Climate change, extreme events, pandemics, political instability, competing demands, and other shocks and stresses are impacting water systems around the world. These impacts are increasing in intensity, likelihood, and frequency. These unpredictable changes in the system are severely impacting the ability of organizations and communities to thrive. These changes will not only impact water quantity and quality but also the access to and provision of other water-related goods and services. These drivers have exposed the vulnerabilities of the entire water system and laid bare our global connections and inter-reliance.
There is an urgent need to address the impact of these challenges through developing resilient socio-economic, institutional, and biophysical systems, as the provision of goods and services from water systems are interconnected and influence energy, agriculture, healthcare, manufacturing, and other key sectors. Decision-makers require practical actions and strategies with the means to measure and monitor progress towards these goals. The key to thriving water-based economies, ecosystems, and societies under such shocks and changes is to collectively aim for water resilience.
Creating water resilience at the system level will require coordination, transparency, and alignment of common goals among all stakeholders: public, private, and civil society. A resilient basin is a pre-requisite for the collective resilience for all the stakeholders; however, basin water resilience is a necessary but not sufficient condition for individual stakeholder resilience. Additionally, a stakeholder can contribute to or detract from the overall resilience of a basin.
The project Water Resilience Assessment Framework (WRAF), launched in 2019 with core funding from BHP, aims to develop a practical framework to support building and monitoring resilience at all levels. The framework is developed through engagement with key stakeholders, building on their existing resilience-building efforts where available and developing shared understanding where divergence occurs, so that it can be applied by all water users, water managers, and decision-makers, in all water contexts, and at all water scales.
The project is designed in three phases: Phase I Landscape study (2019-2020), Phase II Development of the generic Framework and guidance documents for key sectors (2020-2022), Phase III Pilot testing, implementation and outreach (2023-onwards).
If you’d like to discuss in more detail how you and your organization can get involved or if you’d like to inquire about piloting this leading-edge tool at your company, please reach out to project coordinator Ashok Chapagain akchapagain@pacinst.org
If you’d like to discuss in more detail how you and your organization can get involved or if you’d like to inquire about piloting this leading-edge tool at your company, please reach out to project coordinator Ashok Chapagain (akchapagain@pacinst.org)
The guidance document for the utility sector is at the review stage of publication with an aim to publish by end of March 2023. The project team is looking for active collaboration opportunities to pilot the framework with utilities from diverse contexts ranging from small to medium, providing services in developed and developing nations, independently isolated utilities to connected multi-level utilities (wastewater treatment to drinking water suppliers) etc.
Guidance documents
Each sector-specific guidance document further aims to
- Identify and describe the existing institutional processes, frameworks and indicators, tools and models being used to monitor changes in water system conditions over time;
- support in identifying and monitoring drivers of change, develop scenarios, establish resiliency goals, use adaptive and scenario planning, make investment decisions, quantify and develop performance metrics, and incorporate stakeholder engagement into the adaptive planning process;
- highlight the value and limitations of trigger points and monitoring, and determine and provide examples of sector-specific best practices in resilience efforts.
The CEO Water Mandate, in partnership with the Alliance for Global Water Adaptation (AGWA), International Water Management Institute (IWMI), World Resources Institute (WRI), and Pacific Institute (PI), have embarked on a journey to develop a common framework to develop basin water resilience.

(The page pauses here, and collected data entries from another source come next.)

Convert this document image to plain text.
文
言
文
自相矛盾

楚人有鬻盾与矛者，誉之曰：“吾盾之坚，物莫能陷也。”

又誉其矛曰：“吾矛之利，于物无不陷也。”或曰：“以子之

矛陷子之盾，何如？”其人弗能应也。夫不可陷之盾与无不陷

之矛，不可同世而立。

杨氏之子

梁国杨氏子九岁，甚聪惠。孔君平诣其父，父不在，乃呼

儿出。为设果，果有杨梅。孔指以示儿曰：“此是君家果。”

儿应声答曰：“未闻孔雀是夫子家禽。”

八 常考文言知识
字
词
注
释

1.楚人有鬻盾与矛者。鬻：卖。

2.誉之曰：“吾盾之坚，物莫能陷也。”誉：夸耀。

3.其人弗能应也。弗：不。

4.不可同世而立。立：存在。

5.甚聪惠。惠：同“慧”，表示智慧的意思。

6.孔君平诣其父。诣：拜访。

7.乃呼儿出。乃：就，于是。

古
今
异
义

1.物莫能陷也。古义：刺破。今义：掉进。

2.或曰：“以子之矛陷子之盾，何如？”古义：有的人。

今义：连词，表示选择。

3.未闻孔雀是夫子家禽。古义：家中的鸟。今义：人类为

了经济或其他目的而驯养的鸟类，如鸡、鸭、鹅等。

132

Formally launched in 2019 with seed funding from BHP, the framework will be developed through engagement with key stakeholders, incorporating their common accounting practices where available and developing shared understanding where divergence occurs, so that it can be applied by all water users, water managers, and decision-makers, in all water contexts, and at all water scales. The project is designed in three phases: Phase I (Landscape study completed in early 2020), Phase II (Framework development and pilot testing, ongoing), and Phase III (Implementation and outreach), with stakeholder engagement continued in parallel throughout the life of the project.
The project aims the following key objectives:
- Develop a globally accepted, comprehensive generic framework (WRAF) to support building resilience and monitoring efforts at all levels for all stakeholders, including ecosystems and vulnerable communities;
- Develop sector-specific guidance documents to apply the WRAF for key sectors tailored to align and meet unique contexts e.g., corporates, utilities, and basin managers, planners, and authorities, etc.
- Develop supporting materials such as resilience indicators for the selected sectors, Resilience scoring tools, etc.
CEO Water Mandate, Alliance for Global Water Adaptation (AGWA), International Water Management Institute (IWMI), World Resources Institute (WRI), and Pacific Institute (PI)
The lead sponsor for this project is BHP, supported by CEO Water Mandate endorsing companies and the Swiss Development Corporation.